Sneezer was indicted for aggravated sexual abuse, in violation of 18 U.S.C. Secs. 1153 and 2241(a). At his jury trial, the following evidence was presented. Sneezer stopped a seventeen-year-old girl walking along a highway and forced her into his car. After driving a few miles, Sneezer stopped and took his victim to a spot about 150 feet off the highway. There Sneezer threatened her, threw her on the ground, removed most of his clothing and climbed on top of her. He pulled away her clothing, and touched and bit her breast. She managed to escape. There is no question that Sneezer was intoxicated during the incident. At the close of evidence, the judge instructed the jury on attempted aggravated sexual abuse and attempted sexual abuse, but not on aggravated sexual abuse, the crime charged in the indictment. The judge refused Sneezer's requests for instructions on abusive sexual contact and on the defense of voluntary intoxication. Sneezer was convicted of attempted sexual abuse and sentenced to a prison term of five years.

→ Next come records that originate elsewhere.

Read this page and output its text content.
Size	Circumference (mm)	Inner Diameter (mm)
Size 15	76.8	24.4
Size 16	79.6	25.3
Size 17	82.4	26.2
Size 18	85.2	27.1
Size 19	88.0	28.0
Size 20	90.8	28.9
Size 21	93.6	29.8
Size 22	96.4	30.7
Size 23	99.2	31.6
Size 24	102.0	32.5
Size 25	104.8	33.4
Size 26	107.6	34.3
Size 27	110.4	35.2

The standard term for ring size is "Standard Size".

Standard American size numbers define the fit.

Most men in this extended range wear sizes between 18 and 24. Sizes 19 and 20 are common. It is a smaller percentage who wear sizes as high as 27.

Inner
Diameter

The government concedes that Sneezer was intoxicated at the time of the incident. Voluntary intoxication may be a defense to a specific intent crime, but not a general intent crime. See United States v. Jim, 865 F.2d at 212; United States v. Echeverry, 759 F.2d 1451, 1454 (9th Cir.1985). Thus, our question is whether the crime of attempted sexual abuse requires proof of specific intent for which voluntary intoxication may provide a defense.
Applying the rule of Darby to this case, we conclude that the crime of which Sneezer was convicted, attempted sexual abuse, required proof of specific intent to accomplish the acts that constitute the completed crime. Because specific intent was an essential element, Sneezer was entitled to an instruction on his defense of voluntary intoxication.